What exactly is the difference between them? If I were to draw a Venn diagram, I could probably think of some contrasts. I don’t know if most conservatives really care about segregation at this point. I don’t know if conservatives are down for a genocide (though I have my suspicions). The main thing that they have in common is anything BLM or black crime related. Talk to any regular conservative about those things and they’ll turn into Derek from American History X. This is because at their core, they think the law should apply to everyone but them. They don’t care if White people get away with crimes against POC, but think POC should be executed for shoplifting.

  • axont [she/her, comrade/them]
    ·
    edit-2
    3 years ago

    Conservatives know how to be slippery and use certain language in certain contexts, or actually most of them are fooled by their own rhetoric about freedom and individual rights etc. Neo Nazis have lost the plot and don't believe they have any electoral means of gaining power or they don't believe in the neoliberal methods of enacting racist oppression because it's not direct and widespread enough for their liking.

    Without fail, every single conservative person I've ever met holds 3 things in common as their core ideology. Hatred of the poor, rascism, and a confused white supremacist understanding of American history. Almost all of them hide those things from even themselves to the point where ideological expression is more like a game. It's sports because materially speaking most of them have already won. They sit atop a pile of corpses from the global south and usually maintain white supremacist cultural dominance at home.

    A Neo Nazi however does not tolerate essentially winning, they want their victory to be more straightforward. They want the symbols and the songs and people murdered through direct violence. They find the deaths caused by poverty and negligence distasteful or too slow.

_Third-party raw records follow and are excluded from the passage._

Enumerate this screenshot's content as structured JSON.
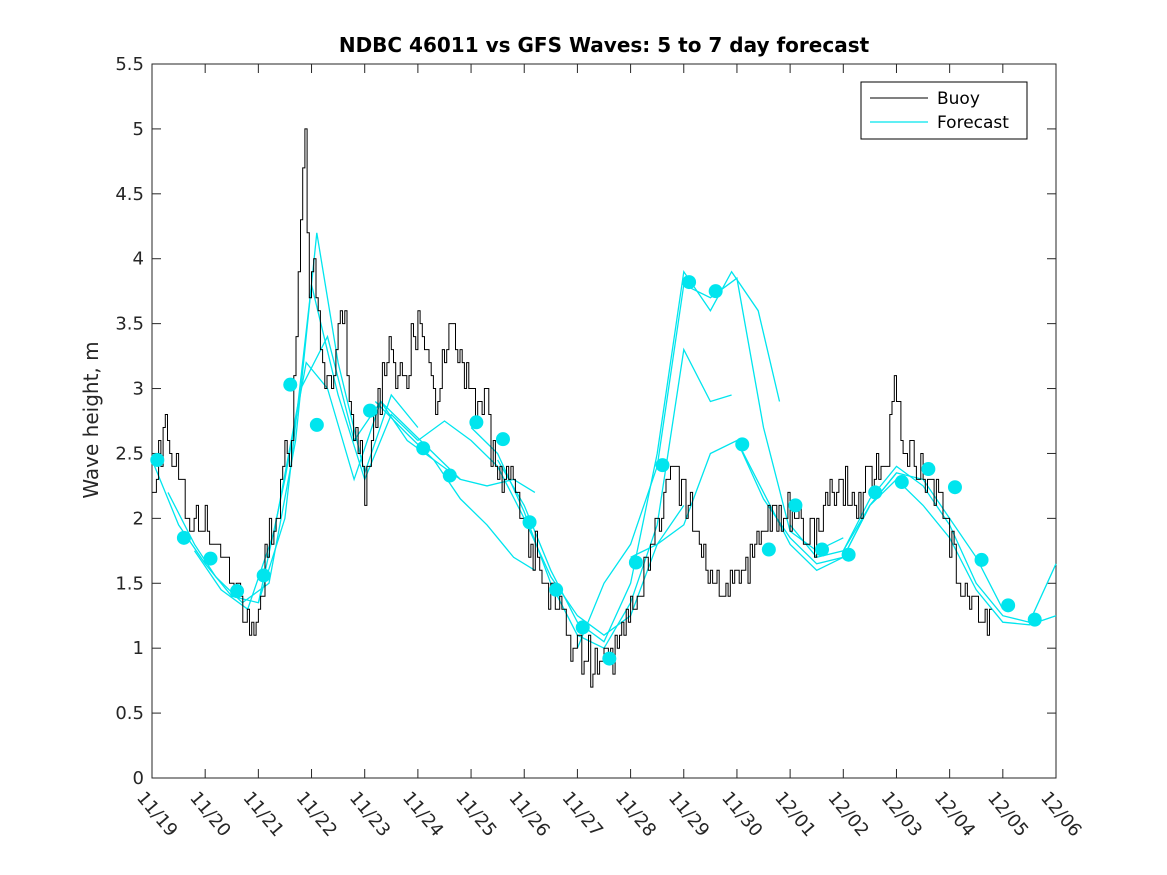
{
  "chart_data": {
    "type": "line",
    "title": "NDBC 46011 vs GFS Waves: 5 to 7 day forecast",
    "xlabel": "",
    "ylabel": "Wave height, m",
    "xlim": [
      0,
      17
    ],
    "ylim": [
      0,
      5.5
    ],
    "xticks": [
      "11/19",
      "11/20",
      "11/21",
      "11/22",
      "11/23",
      "11/24",
      "11/25",
      "11/26",
      "11/27",
      "11/28",
      "11/29",
      "11/30",
      "12/01",
      "12/02",
      "12/03",
      "12/04",
      "12/05",
      "12/06"
    ],
    "yticks": [
      "0",
      "0.5",
      "1",
      "1.5",
      "2",
      "2.5",
      "3",
      "3.5",
      "4",
      "4.5",
      "5",
      "5.5"
    ],
    "legend": [
      "Buoy",
      "Forecast"
    ],
    "legend_position": "top-right",
    "colors": {
      "buoy": "#000000",
      "forecast": "#00e5ee",
      "axis": "#262626"
    },
    "buoy_anchors": [
      [
        0.0,
        2.2
      ],
      [
        0.15,
        2.5
      ],
      [
        0.25,
        2.8
      ],
      [
        0.4,
        2.5
      ],
      [
        0.55,
        2.2
      ],
      [
        0.7,
        2.0
      ],
      [
        0.85,
        2.0
      ],
      [
        1.0,
        1.9
      ],
      [
        1.2,
        1.8
      ],
      [
        1.4,
        1.6
      ],
      [
        1.6,
        1.45
      ],
      [
        1.75,
        1.3
      ],
      [
        1.9,
        1.25
      ],
      [
        2.05,
        1.3
      ],
      [
        2.15,
        1.8
      ],
      [
        2.3,
        2.0
      ],
      [
        2.45,
        2.3
      ],
      [
        2.6,
        2.6
      ],
      [
        2.7,
        3.4
      ],
      [
        2.8,
        4.3
      ],
      [
        2.88,
        5.1
      ],
      [
        2.95,
        3.6
      ],
      [
        3.05,
        4.0
      ],
      [
        3.15,
        3.4
      ],
      [
        3.3,
        3.0
      ],
      [
        3.45,
        3.3
      ],
      [
        3.6,
        3.6
      ],
      [
        3.75,
        2.8
      ],
      [
        3.9,
        2.6
      ],
      [
        4.0,
        2.2
      ],
      [
        4.15,
        2.6
      ],
      [
        4.3,
        3.0
      ],
      [
        4.45,
        3.3
      ],
      [
        4.6,
        3.1
      ],
      [
        4.75,
        3.0
      ],
      [
        4.9,
        3.4
      ],
      [
        5.05,
        3.6
      ],
      [
        5.2,
        3.2
      ],
      [
        5.35,
        2.9
      ],
      [
        5.5,
        3.3
      ],
      [
        5.65,
        3.5
      ],
      [
        5.8,
        3.2
      ],
      [
        5.95,
        3.0
      ],
      [
        6.1,
        2.8
      ],
      [
        6.25,
        3.0
      ],
      [
        6.4,
        2.5
      ],
      [
        6.55,
        2.3
      ],
      [
        6.7,
        2.4
      ],
      [
        6.85,
        2.1
      ],
      [
        7.0,
        1.9
      ],
      [
        7.15,
        1.8
      ],
      [
        7.3,
        1.6
      ],
      [
        7.45,
        1.4
      ],
      [
        7.6,
        1.35
      ],
      [
        7.75,
        1.2
      ],
      [
        7.9,
        1.05
      ],
      [
        8.05,
        0.95
      ],
      [
        8.25,
        0.9
      ],
      [
        8.45,
        0.88
      ],
      [
        8.6,
        0.9
      ],
      [
        8.75,
        1.05
      ],
      [
        8.9,
        1.2
      ],
      [
        9.05,
        1.35
      ],
      [
        9.2,
        1.5
      ],
      [
        9.35,
        1.7
      ],
      [
        9.5,
        1.95
      ],
      [
        9.65,
        2.2
      ],
      [
        9.8,
        2.35
      ],
      [
        9.95,
        2.15
      ],
      [
        10.1,
        2.1
      ],
      [
        10.25,
        1.9
      ],
      [
        10.4,
        1.6
      ],
      [
        10.55,
        1.5
      ],
      [
        10.7,
        1.45
      ],
      [
        10.85,
        1.5
      ],
      [
        11.0,
        1.55
      ],
      [
        11.15,
        1.6
      ],
      [
        11.3,
        1.7
      ],
      [
        11.45,
        1.85
      ],
      [
        11.6,
        2.0
      ],
      [
        11.75,
        2.1
      ],
      [
        11.9,
        2.0
      ],
      [
        12.05,
        2.1
      ],
      [
        12.2,
        1.95
      ],
      [
        12.35,
        1.8
      ],
      [
        12.5,
        1.85
      ],
      [
        12.65,
        2.05
      ],
      [
        12.8,
        2.25
      ],
      [
        12.95,
        2.3
      ],
      [
        13.1,
        2.2
      ],
      [
        13.25,
        2.1
      ],
      [
        13.4,
        2.2
      ],
      [
        13.55,
        2.35
      ],
      [
        13.7,
        2.3
      ],
      [
        13.85,
        2.55
      ],
      [
        13.95,
        3.1
      ],
      [
        14.05,
        2.7
      ],
      [
        14.2,
        2.5
      ],
      [
        14.35,
        2.45
      ],
      [
        14.5,
        2.4
      ],
      [
        14.65,
        2.25
      ],
      [
        14.8,
        2.1
      ],
      [
        14.95,
        1.9
      ],
      [
        15.1,
        1.7
      ],
      [
        15.25,
        1.5
      ],
      [
        15.4,
        1.35
      ],
      [
        15.55,
        1.3
      ],
      [
        15.7,
        1.2
      ],
      [
        15.82,
        1.15
      ]
    ],
    "forecast_series": [
      [
        [
          0.0,
          2.45
        ],
        [
          0.5,
          1.95
        ],
        [
          1.0,
          1.65
        ],
        [
          1.5,
          1.4
        ],
        [
          2.0,
          1.35
        ],
        [
          2.5,
          2.0
        ],
        [
          3.0,
          3.8
        ],
        [
          3.5,
          2.95
        ],
        [
          4.0,
          2.3
        ],
        [
          4.5,
          2.8
        ],
        [
          5.0,
          2.6
        ]
      ],
      [
        [
          0.3,
          2.2
        ],
        [
          0.8,
          1.8
        ],
        [
          1.2,
          1.55
        ],
        [
          1.7,
          1.35
        ],
        [
          2.2,
          1.5
        ],
        [
          2.7,
          2.6
        ],
        [
          3.1,
          4.2
        ],
        [
          3.5,
          3.2
        ],
        [
          4.0,
          2.35
        ],
        [
          4.5,
          2.95
        ],
        [
          5.0,
          2.7
        ]
      ],
      [
        [
          0.8,
          1.75
        ],
        [
          1.3,
          1.45
        ],
        [
          1.8,
          1.3
        ],
        [
          2.3,
          1.9
        ],
        [
          2.8,
          3.0
        ],
        [
          3.3,
          3.4
        ],
        [
          3.8,
          2.6
        ],
        [
          4.3,
          2.9
        ],
        [
          4.8,
          2.7
        ],
        [
          5.3,
          2.5
        ],
        [
          5.8,
          2.3
        ]
      ],
      [
        [
          2.0,
          1.35
        ],
        [
          2.5,
          2.3
        ],
        [
          2.9,
          3.2
        ],
        [
          3.3,
          3.0
        ],
        [
          3.8,
          2.3
        ],
        [
          4.3,
          2.9
        ],
        [
          4.8,
          2.6
        ],
        [
          5.3,
          2.45
        ],
        [
          5.8,
          2.3
        ],
        [
          6.3,
          2.25
        ],
        [
          6.8,
          2.3
        ],
        [
          7.2,
          2.2
        ]
      ],
      [
        [
          4.2,
          2.9
        ],
        [
          4.8,
          2.65
        ],
        [
          5.3,
          2.45
        ],
        [
          5.8,
          2.15
        ],
        [
          6.3,
          1.95
        ],
        [
          6.8,
          1.7
        ],
        [
          7.2,
          1.6
        ]
      ],
      [
        [
          5.0,
          2.6
        ],
        [
          5.5,
          2.75
        ],
        [
          6.0,
          2.6
        ],
        [
          6.5,
          2.4
        ],
        [
          7.0,
          2.0
        ],
        [
          7.5,
          1.55
        ],
        [
          8.0,
          1.25
        ],
        [
          8.5,
          1.1
        ],
        [
          9.0,
          1.25
        ],
        [
          9.5,
          1.8
        ],
        [
          10.0,
          2.1
        ]
      ],
      [
        [
          6.0,
          2.7
        ],
        [
          6.5,
          2.5
        ],
        [
          7.0,
          2.05
        ],
        [
          7.5,
          1.5
        ],
        [
          8.0,
          1.1
        ],
        [
          8.5,
          1.0
        ],
        [
          9.0,
          1.35
        ],
        [
          9.5,
          1.95
        ],
        [
          10.0,
          3.3
        ],
        [
          10.5,
          2.9
        ],
        [
          10.9,
          2.95
        ]
      ],
      [
        [
          6.5,
          2.45
        ],
        [
          7.0,
          2.1
        ],
        [
          7.5,
          1.6
        ],
        [
          8.0,
          1.2
        ],
        [
          8.5,
          1.05
        ],
        [
          9.0,
          1.5
        ],
        [
          9.5,
          2.5
        ],
        [
          10.0,
          3.9
        ],
        [
          10.5,
          3.6
        ],
        [
          10.9,
          3.9
        ],
        [
          11.4,
          3.6
        ],
        [
          11.8,
          2.9
        ]
      ],
      [
        [
          8.0,
          1.0
        ],
        [
          8.5,
          1.5
        ],
        [
          9.0,
          1.8
        ],
        [
          9.5,
          2.4
        ],
        [
          10.0,
          3.8
        ],
        [
          10.5,
          3.7
        ],
        [
          11.0,
          3.85
        ],
        [
          11.5,
          2.7
        ],
        [
          12.0,
          1.9
        ],
        [
          12.5,
          1.75
        ],
        [
          13.0,
          1.85
        ]
      ],
      [
        [
          9.0,
          1.7
        ],
        [
          9.5,
          1.8
        ],
        [
          10.0,
          1.95
        ],
        [
          10.5,
          2.5
        ],
        [
          11.0,
          2.6
        ],
        [
          11.5,
          2.15
        ],
        [
          12.0,
          1.85
        ],
        [
          12.5,
          1.65
        ],
        [
          13.0,
          1.7
        ],
        [
          13.5,
          2.1
        ],
        [
          14.0,
          2.35
        ]
      ],
      [
        [
          11.0,
          2.6
        ],
        [
          11.5,
          2.2
        ],
        [
          12.0,
          1.8
        ],
        [
          12.5,
          1.6
        ],
        [
          13.0,
          1.7
        ],
        [
          13.5,
          2.1
        ],
        [
          14.0,
          2.35
        ],
        [
          14.5,
          2.3
        ],
        [
          15.0,
          2.0
        ],
        [
          15.5,
          1.7
        ],
        [
          16.0,
          1.3
        ]
      ],
      [
        [
          12.0,
          1.95
        ],
        [
          12.5,
          1.7
        ],
        [
          13.0,
          1.75
        ],
        [
          13.5,
          2.15
        ],
        [
          14.0,
          2.4
        ],
        [
          14.5,
          2.25
        ],
        [
          15.0,
          1.95
        ],
        [
          15.5,
          1.5
        ],
        [
          16.0,
          1.25
        ],
        [
          16.5,
          1.2
        ],
        [
          17.0,
          1.65
        ]
      ],
      [
        [
          13.0,
          1.75
        ],
        [
          13.5,
          2.1
        ],
        [
          14.0,
          2.3
        ],
        [
          14.5,
          2.1
        ],
        [
          15.0,
          1.85
        ],
        [
          15.5,
          1.45
        ],
        [
          16.0,
          1.2
        ],
        [
          16.5,
          1.18
        ],
        [
          17.0,
          1.25
        ]
      ]
    ],
    "forecast_markers": [
      [
        0.1,
        2.45
      ],
      [
        0.6,
        1.85
      ],
      [
        1.1,
        1.69
      ],
      [
        1.6,
        1.44
      ],
      [
        2.1,
        1.56
      ],
      [
        2.6,
        3.03
      ],
      [
        3.1,
        2.72
      ],
      [
        4.1,
        2.83
      ],
      [
        5.1,
        2.54
      ],
      [
        5.6,
        2.33
      ],
      [
        6.1,
        2.74
      ],
      [
        6.6,
        2.61
      ],
      [
        7.1,
        1.97
      ],
      [
        7.6,
        1.45
      ],
      [
        8.1,
        1.16
      ],
      [
        8.6,
        0.92
      ],
      [
        9.1,
        1.66
      ],
      [
        9.6,
        2.41
      ],
      [
        10.1,
        3.82
      ],
      [
        10.6,
        3.75
      ],
      [
        11.1,
        2.57
      ],
      [
        11.6,
        1.76
      ],
      [
        12.1,
        2.1
      ],
      [
        12.6,
        1.76
      ],
      [
        13.1,
        1.72
      ],
      [
        13.6,
        2.2
      ],
      [
        14.1,
        2.28
      ],
      [
        14.6,
        2.38
      ],
      [
        15.1,
        2.24
      ],
      [
        15.6,
        1.68
      ],
      [
        16.1,
        1.33
      ],
      [
        16.6,
        1.22
      ]
    ]
  }
}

    There's some hope here though. Because it's only a game to most conservatives, the working class ones are actually pretty amenable to working class policy a lot of the time. They want higher wages and more affordable healthcare. The capitalist conservatives are actual parasitic vampires gleefully chuckling it up as they extract value and enjoy their position on the top.

    The neonazis though have soaked up too much internet nonsense and have driven themselves batty through memes and insular communities. They're a little like our shadow a lot of the time. Often social outcasts or they faced poverty themselves. Maybe they were complete nerds in school and escaped by reading Evola or some other fascist fuck. They're largely cosplayers but the smarter ones know how to use the conservative language to slip right in. That's part of why I don't believe they're too different ideologically.

    Like Miller, Bannon, and Gorka were part of the Trump admin, which was supposedly conservative and not nazis, yet those three are 100% dyed in the wool bloodthirsty fascists. Fit right in.

    Yeah so all in all I don't think much separates conservatives and modern fascists other than terms they use and what they believe about themselves. The fascists tend to be more nerdy or insane. It's an aesthetic difference.

    • invalidusernamelol [he/him]
      ·
      3 years ago

      Conservatives are just the OG state of false consciousness. They actually believe in bourgeois individualism and freedom. They think it works, and to a lot of them it appears that way because they lead moderately comfortable (but usually incredibly alienated) lives.

      It's fun to start describing the base tenants of communism to your conservative family members and watch them just full throatedly agree with everything until you use the word "proletariat" or something and they immediately start screaming that you tricked them lol. The things they proclaim to believe are what we actually believe, the difference is that most conservatives find their community in the church, and the church is a wholly bourgeois institution incapable of revolutionary movement (in America at least).